Todo iba de la mano, se exigían nuevas formas de comunicación, nuevos derechos, el reconocimiento de minorías, una nueva forma de mercado, y, sobre todo, se quería reducir al Estado para hacer crecer exponencialmente las libertades del individuo. Para ello también se pensaba en transformar las formas de mercado, reformulando así el capitalismo tradicional. No regulándolo, como hoy pretenden muchos de los que abusivamente se apropiaron de estas discusiones, sino liberalizándolo aún más, hasta el punto de excluir al Estado de una serie de transacciones y de servicios entre pares, entre ciudadanos. Pensemos en la forma en que se planteó toda la economía de intercambio del tipo Uber o Airbnb, entre otros. Todos estos movimientos, hoy parece más claro que nunca, eran el síntoma premonitorio de un malestar general producido por la democracia representativa. No estaba funcionando, y el modelo se volvía cada día más obsoleto. Y no funcionaba sobre todo porque las liberalizaciones no estaban llevándose a cabo, y, si se desarrollaban, la política se servía de ellas para crear formas de monopolio que eran simplemente la antítesis de lo que se auguraba, o al menos de lo que la colectividad esperaba. Lo mismo sucedía con los derechos civiles y la extensión de las libertades individuales. Estas reivindicaciones poco a poco terminaron monopolizadas por grupos políticos vacíos de ideologías y carentes de valores, pero llenos de retórica barata y sin consistencia. Y, mientras los partidos políticos juegan concursos de retórica, la representación de los intereses de la comunidad desaparece. Lo veíamos en los en los últimos años del milenio y lo vemos con más claridad hoy.

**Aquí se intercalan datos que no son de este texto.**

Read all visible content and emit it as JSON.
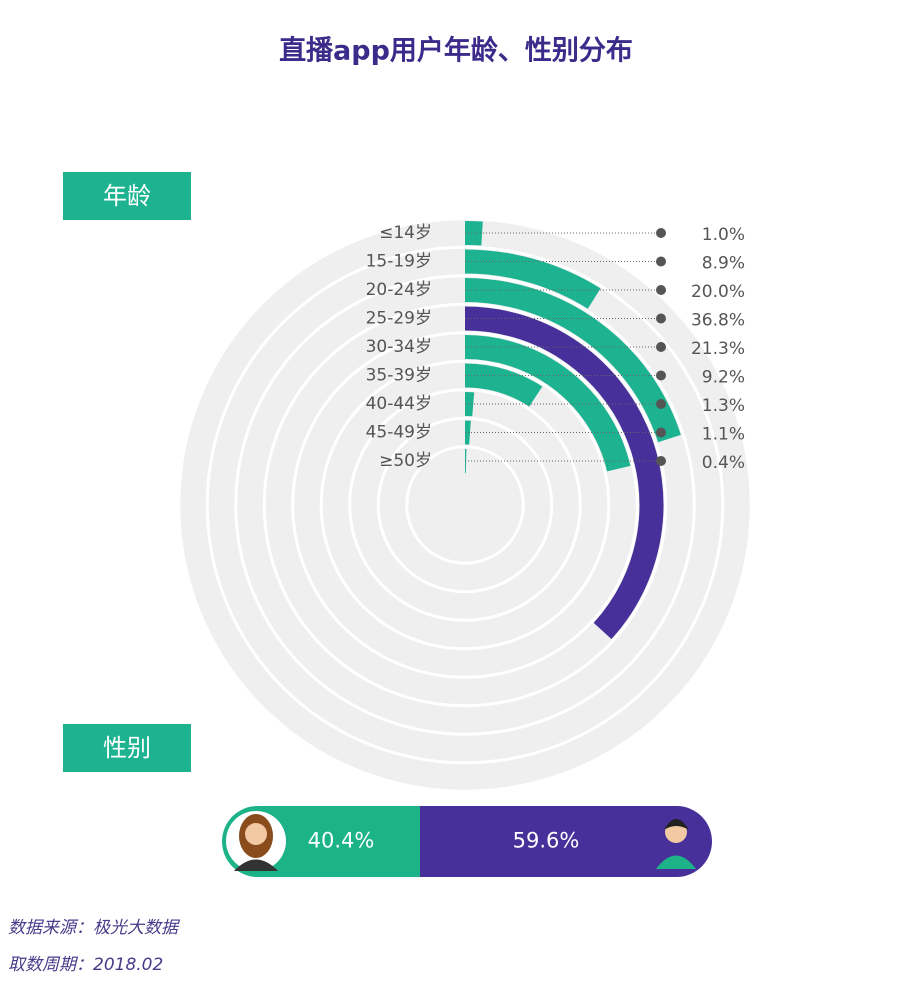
{
  "title": "直播app用户年龄、性别分布",
  "chart_data": [
    {
      "type": "radial-bar",
      "title": "年龄",
      "categories": [
        "≤14岁",
        "15-19岁",
        "20-24岁",
        "25-29岁",
        "30-34岁",
        "35-39岁",
        "40-44岁",
        "45-49岁",
        "≥50岁"
      ],
      "values": [
        1.0,
        8.9,
        20.0,
        36.8,
        21.3,
        9.2,
        1.3,
        1.1,
        0.4
      ],
      "value_labels": [
        "1.0%",
        "8.9%",
        "20.0%",
        "36.8%",
        "21.3%",
        "9.2%",
        "1.3%",
        "1.1%",
        "0.4%"
      ],
      "colors": [
        "#1db391",
        "#1db391",
        "#1db391",
        "#47309a",
        "#1db391",
        "#1db391",
        "#1db391",
        "#1db391",
        "#1db391"
      ]
    },
    {
      "type": "stacked-bar",
      "title": "性别",
      "values": [
        40.4,
        59.6
      ],
      "value_labels": [
        "40.4%",
        "59.6%"
      ],
      "colors": [
        "#1db388",
        "#47309a"
      ]
    }
  ],
  "footer": [
    "数据来源：极光大数据",
    "取数周期：2018.02"
  ]
}
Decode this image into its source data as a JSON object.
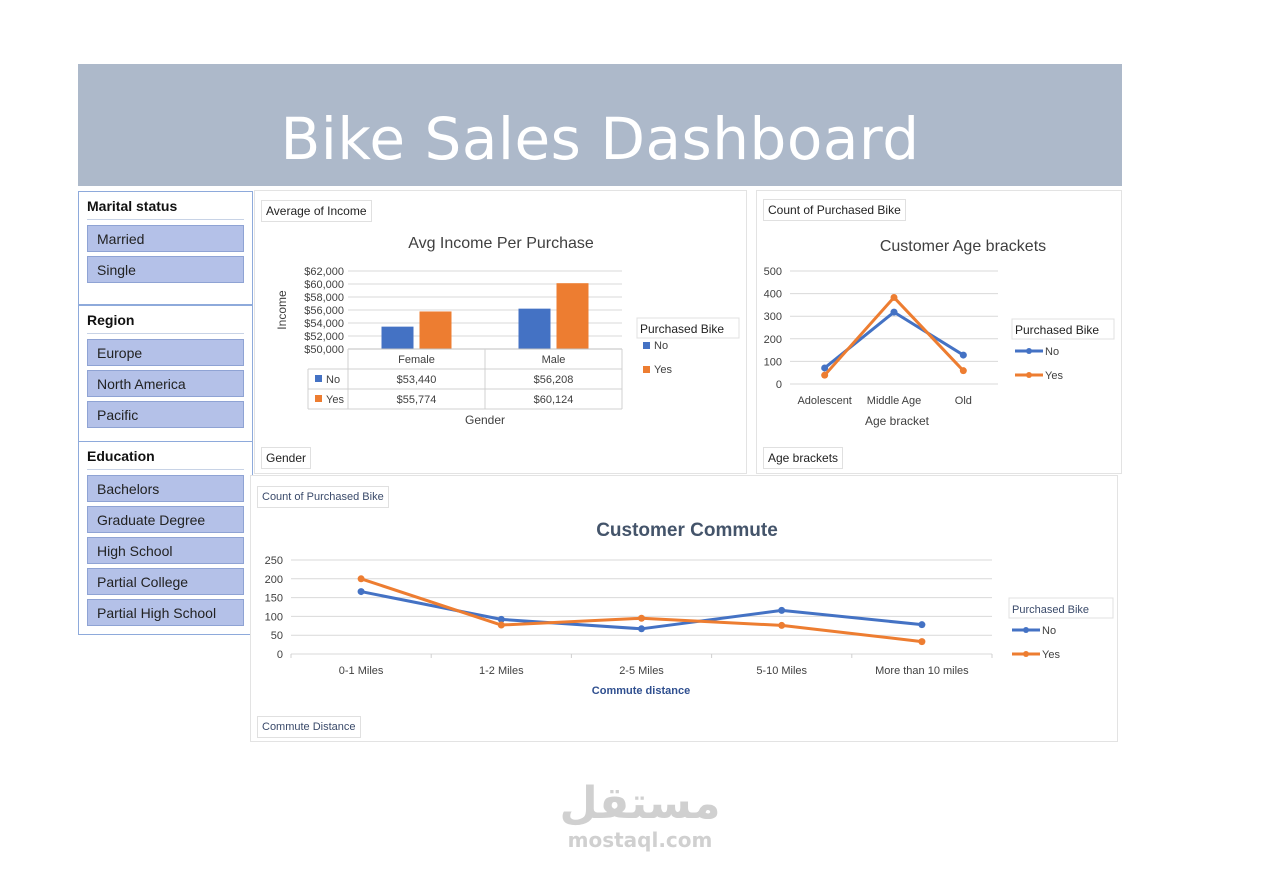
{
  "title": "Bike Sales Dashboard",
  "slicers": [
    {
      "title": "Marital status",
      "items": [
        "Married",
        "Single"
      ]
    },
    {
      "title": "Region",
      "items": [
        "Europe",
        "North America",
        "Pacific"
      ]
    },
    {
      "title": "Education",
      "items": [
        "Bachelors",
        "Graduate Degree",
        "High School",
        "Partial College",
        "Partial High School"
      ]
    }
  ],
  "income_panel": {
    "value_field": "Average of Income",
    "axis_field": "Gender"
  },
  "age_panel": {
    "value_field": "Count of Purchased Bike",
    "axis_field": "Age brackets"
  },
  "commute_panel": {
    "value_field": "Count of Purchased Bike",
    "axis_field": "Commute Distance"
  },
  "colors": {
    "no": "#4472c4",
    "yes": "#ed7d31",
    "banner": "#adb9ca",
    "slicer_item": "#b4c1e8"
  },
  "chart_data": [
    {
      "type": "bar",
      "title": "Avg Income Per Purchase",
      "xlabel": "Gender",
      "ylabel": "Income",
      "categories": [
        "Female",
        "Male"
      ],
      "series": [
        {
          "name": "No",
          "values": [
            53440,
            56208
          ],
          "labels": [
            "$53,440",
            "$56,208"
          ]
        },
        {
          "name": "Yes",
          "values": [
            55774,
            60124
          ],
          "labels": [
            "$55,774",
            "$60,124"
          ]
        }
      ],
      "ylim": [
        50000,
        62000
      ],
      "yticks": [
        50000,
        52000,
        54000,
        56000,
        58000,
        60000,
        62000
      ],
      "ytick_labels": [
        "$50,000",
        "$52,000",
        "$54,000",
        "$56,000",
        "$58,000",
        "$60,000",
        "$62,000"
      ],
      "legend_title": "Purchased Bike",
      "legend_position": "right",
      "grid": true,
      "data_table": true
    },
    {
      "type": "line",
      "title": "Customer Age brackets",
      "xlabel": "Age bracket",
      "categories": [
        "Adolescent",
        "Middle Age",
        "Old"
      ],
      "series": [
        {
          "name": "No",
          "values": [
            71,
            318,
            128
          ]
        },
        {
          "name": "Yes",
          "values": [
            39,
            383,
            59
          ]
        }
      ],
      "ylim": [
        0,
        500
      ],
      "yticks": [
        0,
        100,
        200,
        300,
        400,
        500
      ],
      "legend_title": "Purchased Bike",
      "legend_position": "right",
      "grid": true
    },
    {
      "type": "line",
      "title": "Customer Commute",
      "xlabel": "Commute distance",
      "categories": [
        "0-1 Miles",
        "1-2 Miles",
        "2-5 Miles",
        "5-10 Miles",
        "More than 10 miles"
      ],
      "series": [
        {
          "name": "No",
          "values": [
            166,
            92,
            67,
            116,
            78
          ]
        },
        {
          "name": "Yes",
          "values": [
            200,
            77,
            95,
            76,
            33
          ]
        }
      ],
      "ylim": [
        0,
        250
      ],
      "yticks": [
        0,
        50,
        100,
        150,
        200,
        250
      ],
      "legend_title": "Purchased Bike",
      "legend_position": "right",
      "grid": true
    }
  ]
}
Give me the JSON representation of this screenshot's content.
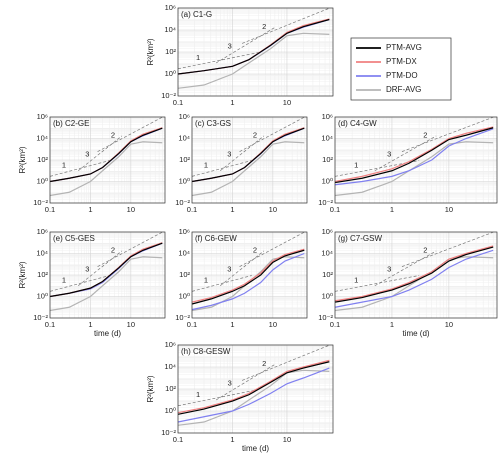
{
  "chart_data": [
    {
      "type": "line",
      "title": "(a) C1-G",
      "ylabel": "R²(km²)",
      "legend": true,
      "x": [
        0.1,
        0.3,
        1,
        2,
        5,
        10,
        20,
        60
      ],
      "series": [
        {
          "name": "PTM-AVG",
          "color": "#000000",
          "values": [
            1,
            2,
            5,
            20,
            400,
            5000,
            20000,
            90000
          ]
        },
        {
          "name": "PTM-DX",
          "color": "#f08080",
          "values": [
            1,
            2,
            5,
            20,
            450,
            6000,
            25000,
            100000
          ]
        },
        {
          "name": "PTM-DO",
          "color": "#8080f0",
          "values": [
            1,
            2,
            5,
            20,
            380,
            5000,
            18000,
            90000
          ]
        },
        {
          "name": "DRF-AVG",
          "color": "#b4b4b4",
          "values": [
            0.05,
            0.1,
            1,
            10,
            200,
            3000,
            5000,
            4000
          ]
        }
      ],
      "xlim": [
        0.1,
        70
      ],
      "ylim": [
        0.01,
        1000000
      ],
      "xticks": [
        0.1,
        1,
        10
      ],
      "yticks": [
        {
          "value": 0.01,
          "label": "10⁻²"
        },
        {
          "value": 1,
          "label": "10⁰"
        },
        {
          "value": 100,
          "label": "10²"
        },
        {
          "value": 10000,
          "label": "10⁴"
        },
        {
          "value": 1000000,
          "label": "10⁶"
        }
      ],
      "log_x": true,
      "log_y": true,
      "grid": true,
      "reference_lines": [
        {
          "label": "1",
          "x": [
            0.1,
            3
          ],
          "y": [
            3,
            90
          ]
        },
        {
          "label": "3",
          "x": [
            0.5,
            6
          ],
          "y": [
            10,
            17280
          ]
        },
        {
          "label": "2",
          "x": [
            1.5,
            60
          ],
          "y": [
            600,
            960000
          ]
        }
      ]
    },
    {
      "type": "line",
      "title": "(b) C2-GE",
      "ylabel": "R²(km²)",
      "x": [
        0.1,
        0.3,
        1,
        2,
        5,
        10,
        20,
        60
      ],
      "series": [
        {
          "color": "#000000",
          "values": [
            1,
            2,
            5,
            20,
            400,
            5000,
            20000,
            90000
          ]
        },
        {
          "color": "#f08080",
          "values": [
            1,
            2,
            5,
            20,
            450,
            6000,
            25000,
            100000
          ]
        },
        {
          "color": "#8080f0",
          "values": [
            1,
            2,
            5,
            20,
            380,
            5000,
            18000,
            90000
          ]
        },
        {
          "color": "#b4b4b4",
          "values": [
            0.05,
            0.1,
            1,
            10,
            200,
            3000,
            5000,
            4000
          ]
        }
      ],
      "xlim": [
        0.1,
        70
      ],
      "ylim": [
        0.01,
        1000000
      ],
      "xticks": [
        0.1,
        1,
        10
      ],
      "yticks": [
        {
          "value": 0.01,
          "label": "10⁻²"
        },
        {
          "value": 1,
          "label": "10⁰"
        },
        {
          "value": 100,
          "label": "10²"
        },
        {
          "value": 10000,
          "label": "10⁴"
        },
        {
          "value": 1000000,
          "label": "10⁶"
        }
      ],
      "log_x": true,
      "log_y": true,
      "grid": true,
      "reference_lines": [
        {
          "label": "1",
          "x": [
            0.1,
            3
          ],
          "y": [
            3,
            90
          ]
        },
        {
          "label": "3",
          "x": [
            0.5,
            6
          ],
          "y": [
            10,
            17280
          ]
        },
        {
          "label": "2",
          "x": [
            1.5,
            60
          ],
          "y": [
            600,
            960000
          ]
        }
      ]
    },
    {
      "type": "line",
      "title": "(c) C3-GS",
      "x": [
        0.1,
        0.3,
        1,
        2,
        5,
        10,
        20,
        60
      ],
      "series": [
        {
          "color": "#000000",
          "values": [
            1,
            2,
            5,
            20,
            400,
            5000,
            20000,
            90000
          ]
        },
        {
          "color": "#f08080",
          "values": [
            1,
            2,
            5,
            20,
            450,
            6000,
            25000,
            100000
          ]
        },
        {
          "color": "#8080f0",
          "values": [
            1,
            2,
            5,
            20,
            380,
            5000,
            18000,
            90000
          ]
        },
        {
          "color": "#b4b4b4",
          "values": [
            0.05,
            0.1,
            1,
            10,
            200,
            3000,
            5000,
            4000
          ]
        }
      ],
      "xlim": [
        0.1,
        70
      ],
      "ylim": [
        0.01,
        1000000
      ],
      "xticks": [
        0.1,
        1,
        10
      ],
      "yticks": [
        {
          "value": 0.01,
          "label": "10⁻²"
        },
        {
          "value": 1,
          "label": "10⁰"
        },
        {
          "value": 100,
          "label": "10²"
        },
        {
          "value": 10000,
          "label": "10⁴"
        },
        {
          "value": 1000000,
          "label": "10⁶"
        }
      ],
      "log_x": true,
      "log_y": true,
      "grid": true,
      "reference_lines": [
        {
          "label": "1",
          "x": [
            0.1,
            3
          ],
          "y": [
            3,
            90
          ]
        },
        {
          "label": "3",
          "x": [
            0.5,
            6
          ],
          "y": [
            10,
            17280
          ]
        },
        {
          "label": "2",
          "x": [
            1.5,
            60
          ],
          "y": [
            600,
            960000
          ]
        }
      ]
    },
    {
      "type": "line",
      "title": "(d) C4-GW",
      "x": [
        0.1,
        0.3,
        1,
        2,
        5,
        10,
        20,
        60
      ],
      "series": [
        {
          "color": "#000000",
          "values": [
            0.8,
            2,
            10,
            50,
            800,
            8000,
            20000,
            100000
          ]
        },
        {
          "color": "#f08080",
          "values": [
            1,
            3,
            15,
            70,
            1000,
            10000,
            30000,
            120000
          ]
        },
        {
          "color": "#8080f0",
          "values": [
            0.5,
            1,
            3,
            10,
            100,
            2000,
            10000,
            80000
          ]
        },
        {
          "color": "#b4b4b4",
          "values": [
            0.05,
            0.1,
            1,
            10,
            200,
            3000,
            5000,
            4000
          ]
        }
      ],
      "xlim": [
        0.1,
        70
      ],
      "ylim": [
        0.01,
        1000000
      ],
      "xticks": [
        0.1,
        1,
        10
      ],
      "yticks": [
        {
          "value": 0.01,
          "label": "10⁻²"
        },
        {
          "value": 1,
          "label": "10⁰"
        },
        {
          "value": 100,
          "label": "10²"
        },
        {
          "value": 10000,
          "label": "10⁴"
        },
        {
          "value": 1000000,
          "label": "10⁶"
        }
      ],
      "log_x": true,
      "log_y": true,
      "grid": true,
      "reference_lines": [
        {
          "label": "1",
          "x": [
            0.1,
            3
          ],
          "y": [
            3,
            90
          ]
        },
        {
          "label": "3",
          "x": [
            0.5,
            6
          ],
          "y": [
            10,
            17280
          ]
        },
        {
          "label": "2",
          "x": [
            1.5,
            60
          ],
          "y": [
            600,
            960000
          ]
        }
      ]
    },
    {
      "type": "line",
      "title": "(e) C5-GES",
      "ylabel": "R²(km²)",
      "xlabel": "time (d)",
      "x": [
        0.1,
        0.3,
        1,
        2,
        5,
        10,
        20,
        60
      ],
      "series": [
        {
          "color": "#000000",
          "values": [
            1,
            2,
            6,
            25,
            450,
            5000,
            20000,
            90000
          ]
        },
        {
          "color": "#f08080",
          "values": [
            1,
            2,
            6,
            25,
            500,
            6000,
            25000,
            100000
          ]
        },
        {
          "color": "#8080f0",
          "values": [
            1,
            2,
            5,
            20,
            400,
            5000,
            18000,
            90000
          ]
        },
        {
          "color": "#b4b4b4",
          "values": [
            0.05,
            0.1,
            1,
            10,
            200,
            3000,
            5000,
            4000
          ]
        }
      ],
      "xlim": [
        0.1,
        70
      ],
      "ylim": [
        0.01,
        1000000
      ],
      "xticks": [
        0.1,
        1,
        10
      ],
      "yticks": [
        {
          "value": 0.01,
          "label": "10⁻²"
        },
        {
          "value": 1,
          "label": "10⁰"
        },
        {
          "value": 100,
          "label": "10²"
        },
        {
          "value": 10000,
          "label": "10⁴"
        },
        {
          "value": 1000000,
          "label": "10⁶"
        }
      ],
      "log_x": true,
      "log_y": true,
      "grid": true,
      "reference_lines": [
        {
          "label": "1",
          "x": [
            0.1,
            3
          ],
          "y": [
            3,
            90
          ]
        },
        {
          "label": "3",
          "x": [
            0.5,
            6
          ],
          "y": [
            10,
            17280
          ]
        },
        {
          "label": "2",
          "x": [
            1.5,
            60
          ],
          "y": [
            600,
            960000
          ]
        }
      ]
    },
    {
      "type": "line",
      "title": "(f) C6-GEW",
      "x": [
        0.1,
        0.3,
        1,
        2,
        5,
        10,
        20,
        60
      ],
      "series": [
        {
          "color": "#000000",
          "values": [
            0.2,
            0.6,
            3,
            10,
            100,
            1500,
            6000,
            20000
          ]
        },
        {
          "color": "#f08080",
          "values": [
            0.3,
            0.8,
            4,
            14,
            150,
            2000,
            8000,
            25000
          ]
        },
        {
          "color": "#8080f0",
          "values": [
            0.06,
            0.15,
            0.6,
            2,
            20,
            300,
            2000,
            10000
          ]
        },
        {
          "color": "#b4b4b4",
          "values": [
            0.05,
            0.1,
            1,
            10,
            200,
            3000,
            5000,
            4000
          ]
        }
      ],
      "xlim": [
        0.1,
        70
      ],
      "ylim": [
        0.01,
        1000000
      ],
      "xticks": [
        0.1,
        1,
        10
      ],
      "yticks": [
        {
          "value": 0.01,
          "label": "10⁻²"
        },
        {
          "value": 1,
          "label": "10⁰"
        },
        {
          "value": 100,
          "label": "10²"
        },
        {
          "value": 10000,
          "label": "10⁴"
        },
        {
          "value": 1000000,
          "label": "10⁶"
        }
      ],
      "log_x": true,
      "log_y": true,
      "grid": true,
      "reference_lines": [
        {
          "label": "1",
          "x": [
            0.1,
            3
          ],
          "y": [
            3,
            90
          ]
        },
        {
          "label": "3",
          "x": [
            0.5,
            6
          ],
          "y": [
            10,
            17280
          ]
        },
        {
          "label": "2",
          "x": [
            1.5,
            60
          ],
          "y": [
            600,
            960000
          ]
        }
      ]
    },
    {
      "type": "line",
      "title": "(g) C7-GSW",
      "xlabel": "time (d)",
      "x": [
        0.1,
        0.3,
        1,
        2,
        5,
        10,
        20,
        60
      ],
      "series": [
        {
          "color": "#000000",
          "values": [
            0.3,
            0.8,
            4,
            15,
            150,
            2000,
            8000,
            40000
          ]
        },
        {
          "color": "#f08080",
          "values": [
            0.4,
            1,
            5,
            20,
            200,
            3000,
            10000,
            50000
          ]
        },
        {
          "color": "#8080f0",
          "values": [
            0.1,
            0.3,
            1,
            4,
            40,
            500,
            3000,
            20000
          ]
        },
        {
          "color": "#b4b4b4",
          "values": [
            0.05,
            0.1,
            1,
            10,
            200,
            3000,
            5000,
            4000
          ]
        }
      ],
      "xlim": [
        0.1,
        70
      ],
      "ylim": [
        0.01,
        1000000
      ],
      "xticks": [
        0.1,
        1,
        10
      ],
      "yticks": [
        {
          "value": 0.01,
          "label": "10⁻²"
        },
        {
          "value": 1,
          "label": "10⁰"
        },
        {
          "value": 100,
          "label": "10²"
        },
        {
          "value": 10000,
          "label": "10⁴"
        },
        {
          "value": 1000000,
          "label": "10⁶"
        }
      ],
      "log_x": true,
      "log_y": true,
      "grid": true,
      "reference_lines": [
        {
          "label": "1",
          "x": [
            0.1,
            3
          ],
          "y": [
            3,
            90
          ]
        },
        {
          "label": "3",
          "x": [
            0.5,
            6
          ],
          "y": [
            10,
            17280
          ]
        },
        {
          "label": "2",
          "x": [
            1.5,
            60
          ],
          "y": [
            600,
            960000
          ]
        }
      ]
    },
    {
      "type": "line",
      "title": "(h) C8-GESW",
      "ylabel": "R²(km²)",
      "xlabel": "time (d)",
      "x": [
        0.1,
        0.3,
        1,
        2,
        5,
        10,
        20,
        60
      ],
      "series": [
        {
          "color": "#000000",
          "values": [
            0.5,
            1.5,
            8,
            30,
            400,
            3000,
            8000,
            30000
          ]
        },
        {
          "color": "#f08080",
          "values": [
            0.7,
            2,
            10,
            40,
            500,
            4000,
            10000,
            40000
          ]
        },
        {
          "color": "#8080f0",
          "values": [
            0.1,
            0.3,
            1,
            4,
            40,
            300,
            1000,
            8000
          ]
        },
        {
          "color": "#b4b4b4",
          "values": [
            0.05,
            0.1,
            1,
            10,
            200,
            3000,
            5000,
            4000
          ]
        }
      ],
      "xlim": [
        0.1,
        70
      ],
      "ylim": [
        0.01,
        1000000
      ],
      "xticks": [
        0.1,
        1,
        10
      ],
      "yticks": [
        {
          "value": 0.01,
          "label": "10⁻²"
        },
        {
          "value": 1,
          "label": "10⁰"
        },
        {
          "value": 100,
          "label": "10²"
        },
        {
          "value": 10000,
          "label": "10⁴"
        },
        {
          "value": 1000000,
          "label": "10⁶"
        }
      ],
      "log_x": true,
      "log_y": true,
      "grid": true,
      "reference_lines": [
        {
          "label": "1",
          "x": [
            0.1,
            3
          ],
          "y": [
            3,
            90
          ]
        },
        {
          "label": "3",
          "x": [
            0.5,
            6
          ],
          "y": [
            10,
            17280
          ]
        },
        {
          "label": "2",
          "x": [
            1.5,
            60
          ],
          "y": [
            600,
            960000
          ]
        }
      ]
    }
  ]
}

El ápice, creo yo, lo vemos en estas últimas elecciones, y tiene nombre propio. Lo que están llamando “acuerdo nacional”, no es otra cosa que un concierto para excluir absolutamente al elector. Creo que todos, tanto petristas, uribistas, rodolfistas, fajardistas y todos los -istas existentes, más de una vez al día se han sentido completamente excluidos y sin representación alguna en estas semanas postelectorales. Es bien sabido que esta exclusión sistemática solo genera movimientos y obsesiones identitarias, y, con el fin de sentirse parte de algo y de sentirse representado, muchos terminan dándole la espalda no solo a la discusión política sino también a la democracia. Dicha exclusión crea sobre todo un resentimiento generalizado que se convierte en la gasolina de muchas reivindicaciones. Creo que es claro como el agua. No puede haber representación política del ciudadano si un progresista entra en coalición de gobierno con los movimientos cristianos. Tampoco podríamos pensar que esa política nos representa si el liberalismo entra en coalición con la extrema izquierda que a su vez ya había pactado un grupo de gobierno con los conservadores. ¿A quién están representando? ¿Cómo no ver en ese “acuerdo nacional” la incubadora de un resentimiento general y agravado? ¿Cómo no va a ser gasolina para obsesiones identitarias la exclusión de más de diez millones de voces que básicamente votaron en contra de las propuestas de Petro y hoy se encuentran con que en el juego de la democracia representativa terminaron apoyando las reformas del pacto histórico? Sin hablar de los ecologistas que votaron por acabar, como decía la vicepresidenta, con la extracción de petróleo, y hoy se encuentran con que el futuro ministro de Economía, al parecer en acuerdo con el presidente electo, excluye categóricamente esta propuesta suicida. Empieza a cobrar sentido la tan repetida frase –el casi mantra– de estas elecciones. Será el gobierno de “los nadie”, “las nadie” y “les nadie”, porque creo que de todos esos “nadies” ninguno terminará por ser representado por este acuerdo histórico de exclusión política.